We start out with Holly Sykes, a 15-year-old in the English countryside who has a fight with her mother and decides to run away from home. Everything is pretty standard-teenage-girl-stuff with Holly. She's a lot like Johanna from Caitlin Moran's How to Build a Girl, dealing with family life, falling for the wrong boy, and itching to grow up. But there's this subtle undercurrent of oddity, because Holly has, in the past, heard voices and experienced what you might call psychic premonitions.

That supernatural flavoring carries through all the sections, as we jump from Holly to a cast of other characters whose lives intersect with hers in unexpected ways.

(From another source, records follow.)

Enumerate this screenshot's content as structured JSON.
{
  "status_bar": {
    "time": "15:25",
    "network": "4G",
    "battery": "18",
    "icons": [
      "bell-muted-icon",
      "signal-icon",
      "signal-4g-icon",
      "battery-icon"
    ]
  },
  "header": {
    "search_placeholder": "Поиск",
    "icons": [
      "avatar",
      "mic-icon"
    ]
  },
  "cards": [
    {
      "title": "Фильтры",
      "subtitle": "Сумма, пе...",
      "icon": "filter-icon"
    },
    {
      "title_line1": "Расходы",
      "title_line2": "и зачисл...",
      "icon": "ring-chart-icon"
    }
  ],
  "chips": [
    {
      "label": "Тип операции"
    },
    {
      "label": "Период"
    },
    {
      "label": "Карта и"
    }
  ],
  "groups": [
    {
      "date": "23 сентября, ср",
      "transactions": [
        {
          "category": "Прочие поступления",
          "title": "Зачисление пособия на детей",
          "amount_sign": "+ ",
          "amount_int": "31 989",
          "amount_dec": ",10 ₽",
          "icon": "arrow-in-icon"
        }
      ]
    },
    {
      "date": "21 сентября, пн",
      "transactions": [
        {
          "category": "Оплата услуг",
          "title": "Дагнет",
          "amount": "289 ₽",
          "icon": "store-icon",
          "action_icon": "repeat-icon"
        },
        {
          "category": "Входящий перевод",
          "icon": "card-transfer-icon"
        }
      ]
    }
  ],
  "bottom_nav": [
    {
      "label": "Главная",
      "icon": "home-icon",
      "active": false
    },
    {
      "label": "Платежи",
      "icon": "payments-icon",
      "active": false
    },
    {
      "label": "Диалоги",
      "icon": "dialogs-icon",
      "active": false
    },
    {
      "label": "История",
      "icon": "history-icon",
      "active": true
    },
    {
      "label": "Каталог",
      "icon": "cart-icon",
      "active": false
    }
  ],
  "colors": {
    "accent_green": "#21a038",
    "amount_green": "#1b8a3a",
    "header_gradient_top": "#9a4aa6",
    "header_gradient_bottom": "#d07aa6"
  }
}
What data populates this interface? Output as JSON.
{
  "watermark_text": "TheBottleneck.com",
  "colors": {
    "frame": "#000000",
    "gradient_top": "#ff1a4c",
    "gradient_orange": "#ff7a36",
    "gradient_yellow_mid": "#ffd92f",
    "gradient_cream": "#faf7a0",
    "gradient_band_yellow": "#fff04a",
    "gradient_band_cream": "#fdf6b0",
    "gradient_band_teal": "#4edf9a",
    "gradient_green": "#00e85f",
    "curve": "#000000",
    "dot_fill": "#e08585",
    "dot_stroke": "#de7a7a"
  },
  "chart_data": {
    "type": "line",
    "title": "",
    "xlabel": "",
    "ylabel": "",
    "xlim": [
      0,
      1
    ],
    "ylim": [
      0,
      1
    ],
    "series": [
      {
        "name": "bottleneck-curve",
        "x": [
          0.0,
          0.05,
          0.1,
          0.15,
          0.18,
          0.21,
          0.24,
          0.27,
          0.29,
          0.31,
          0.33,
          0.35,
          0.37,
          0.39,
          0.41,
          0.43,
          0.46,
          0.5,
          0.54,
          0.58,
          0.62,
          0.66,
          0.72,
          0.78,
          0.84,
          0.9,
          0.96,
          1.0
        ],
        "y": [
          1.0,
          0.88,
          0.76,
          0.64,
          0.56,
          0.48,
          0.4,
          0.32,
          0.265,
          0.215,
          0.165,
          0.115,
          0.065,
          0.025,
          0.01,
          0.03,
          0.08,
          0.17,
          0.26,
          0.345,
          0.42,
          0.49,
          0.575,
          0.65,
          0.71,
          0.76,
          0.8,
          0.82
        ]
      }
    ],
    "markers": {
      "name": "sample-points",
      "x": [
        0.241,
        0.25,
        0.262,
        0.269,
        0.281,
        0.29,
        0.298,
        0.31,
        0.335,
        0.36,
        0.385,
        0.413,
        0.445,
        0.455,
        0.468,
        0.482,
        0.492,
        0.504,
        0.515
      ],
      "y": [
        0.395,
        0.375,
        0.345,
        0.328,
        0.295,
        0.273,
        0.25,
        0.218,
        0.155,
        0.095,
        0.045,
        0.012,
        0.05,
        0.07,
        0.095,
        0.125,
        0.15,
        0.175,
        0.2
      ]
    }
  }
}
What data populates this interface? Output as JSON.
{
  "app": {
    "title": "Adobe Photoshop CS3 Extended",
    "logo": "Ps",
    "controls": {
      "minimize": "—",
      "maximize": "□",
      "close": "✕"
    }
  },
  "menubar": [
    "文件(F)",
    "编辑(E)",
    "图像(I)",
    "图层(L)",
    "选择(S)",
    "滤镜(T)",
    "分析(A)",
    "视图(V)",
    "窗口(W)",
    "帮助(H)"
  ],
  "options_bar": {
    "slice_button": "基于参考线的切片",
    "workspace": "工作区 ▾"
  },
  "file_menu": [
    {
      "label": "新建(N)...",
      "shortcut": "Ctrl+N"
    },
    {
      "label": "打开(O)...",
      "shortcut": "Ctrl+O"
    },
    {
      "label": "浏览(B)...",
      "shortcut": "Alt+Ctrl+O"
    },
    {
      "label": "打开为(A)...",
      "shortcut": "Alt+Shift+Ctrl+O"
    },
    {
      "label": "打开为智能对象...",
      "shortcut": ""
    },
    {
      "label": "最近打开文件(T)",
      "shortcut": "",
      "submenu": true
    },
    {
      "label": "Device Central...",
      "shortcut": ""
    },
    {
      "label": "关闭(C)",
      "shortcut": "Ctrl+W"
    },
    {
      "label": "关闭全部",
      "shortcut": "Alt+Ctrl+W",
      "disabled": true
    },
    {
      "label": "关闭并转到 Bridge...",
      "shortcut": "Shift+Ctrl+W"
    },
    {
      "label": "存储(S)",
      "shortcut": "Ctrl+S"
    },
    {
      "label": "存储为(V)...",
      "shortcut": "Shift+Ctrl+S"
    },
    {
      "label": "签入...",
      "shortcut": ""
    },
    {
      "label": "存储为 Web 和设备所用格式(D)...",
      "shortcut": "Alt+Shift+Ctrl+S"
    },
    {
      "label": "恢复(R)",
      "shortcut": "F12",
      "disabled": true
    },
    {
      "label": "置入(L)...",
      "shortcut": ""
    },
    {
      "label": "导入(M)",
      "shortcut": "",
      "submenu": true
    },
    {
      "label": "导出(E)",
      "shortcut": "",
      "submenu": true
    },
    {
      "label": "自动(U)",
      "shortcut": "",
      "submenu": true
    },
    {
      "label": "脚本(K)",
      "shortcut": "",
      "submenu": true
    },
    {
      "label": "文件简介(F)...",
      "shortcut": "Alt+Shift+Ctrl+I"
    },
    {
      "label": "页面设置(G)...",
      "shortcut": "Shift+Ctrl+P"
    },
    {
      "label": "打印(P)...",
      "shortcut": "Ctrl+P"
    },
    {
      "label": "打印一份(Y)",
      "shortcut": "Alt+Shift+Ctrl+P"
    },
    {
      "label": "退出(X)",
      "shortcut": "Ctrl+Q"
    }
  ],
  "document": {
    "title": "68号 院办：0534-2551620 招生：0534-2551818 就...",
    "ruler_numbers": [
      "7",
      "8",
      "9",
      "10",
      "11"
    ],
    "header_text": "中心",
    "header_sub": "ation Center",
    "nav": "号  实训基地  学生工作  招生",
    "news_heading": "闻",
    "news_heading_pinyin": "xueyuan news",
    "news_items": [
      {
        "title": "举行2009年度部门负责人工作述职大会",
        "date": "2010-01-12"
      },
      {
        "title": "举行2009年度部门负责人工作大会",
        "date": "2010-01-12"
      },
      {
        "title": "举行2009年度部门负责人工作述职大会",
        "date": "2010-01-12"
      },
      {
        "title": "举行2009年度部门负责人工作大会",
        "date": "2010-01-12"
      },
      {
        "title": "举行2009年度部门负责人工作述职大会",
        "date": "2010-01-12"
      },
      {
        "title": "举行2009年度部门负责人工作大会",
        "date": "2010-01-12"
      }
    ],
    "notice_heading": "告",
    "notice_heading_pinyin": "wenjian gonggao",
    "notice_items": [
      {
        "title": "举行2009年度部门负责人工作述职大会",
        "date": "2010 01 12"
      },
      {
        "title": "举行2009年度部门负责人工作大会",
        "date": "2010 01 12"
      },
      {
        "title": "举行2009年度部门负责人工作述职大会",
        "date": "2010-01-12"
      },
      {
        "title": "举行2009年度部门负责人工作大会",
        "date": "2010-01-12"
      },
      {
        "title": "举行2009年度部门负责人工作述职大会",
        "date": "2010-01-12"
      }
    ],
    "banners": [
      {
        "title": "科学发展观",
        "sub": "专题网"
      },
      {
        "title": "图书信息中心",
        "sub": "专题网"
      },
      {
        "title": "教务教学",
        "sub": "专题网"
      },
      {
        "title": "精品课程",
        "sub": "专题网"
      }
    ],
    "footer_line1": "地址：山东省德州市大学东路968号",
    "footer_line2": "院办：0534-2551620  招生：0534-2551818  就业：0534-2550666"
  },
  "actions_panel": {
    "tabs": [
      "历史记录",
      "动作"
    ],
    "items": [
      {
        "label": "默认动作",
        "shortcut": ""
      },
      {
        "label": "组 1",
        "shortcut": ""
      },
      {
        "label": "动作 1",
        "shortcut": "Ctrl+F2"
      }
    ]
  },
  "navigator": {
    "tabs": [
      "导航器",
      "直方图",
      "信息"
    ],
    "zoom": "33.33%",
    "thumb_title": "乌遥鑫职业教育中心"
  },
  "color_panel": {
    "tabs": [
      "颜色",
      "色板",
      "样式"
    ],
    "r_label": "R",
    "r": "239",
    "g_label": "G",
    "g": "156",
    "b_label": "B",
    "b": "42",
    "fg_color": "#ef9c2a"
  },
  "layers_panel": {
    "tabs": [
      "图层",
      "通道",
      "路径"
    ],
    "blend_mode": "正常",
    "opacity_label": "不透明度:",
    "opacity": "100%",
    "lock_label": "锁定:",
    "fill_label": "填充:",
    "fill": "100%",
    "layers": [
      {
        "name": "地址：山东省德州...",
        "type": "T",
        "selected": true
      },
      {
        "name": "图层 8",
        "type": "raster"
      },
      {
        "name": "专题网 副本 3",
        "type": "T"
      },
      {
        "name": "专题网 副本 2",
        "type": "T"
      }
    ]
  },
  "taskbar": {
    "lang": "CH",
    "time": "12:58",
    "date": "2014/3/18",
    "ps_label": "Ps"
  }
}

The book jacket uses the phrase "everyday grace and extraordinary wonder," and I guess the book jacket knows what it's talking about.

The prose isn't flowery or spare, but it's often quite good, like so:
Love's pure free joy when it works, but when it goes bad you pay for the good hours at loan-shark prices.
Minor quibbles: In one of the sections, people occasionally speak French, without any translation provided. That sort of thing makes us peasants feel left out, and we don't prefer it. Also, the foreshadowing can be heavy-handed at times—"I couldn't shake the feeling that I had just seen so-and-so for the last time" and that sort of thing. I suspect the editors recommended adding these signposts, maybe worrying that the average reader would trail too far behind without moderate hand-holding.

NO THIS IS JUST HOW MY FACE LOOKS.

At any rate, this book successfully broke the David Mitchell ice for me, and now I can tackle that copy of Black Swan Green I've had for 3 years. Well, you know . . . eventually.

*After watching this video of Mitchell's presentation at BEA 2014, I see that he's charming and self-deprecating and not at all scary. He describes his own book as a "big, thumping beast of a thing" and briefly examines the subject of tickling.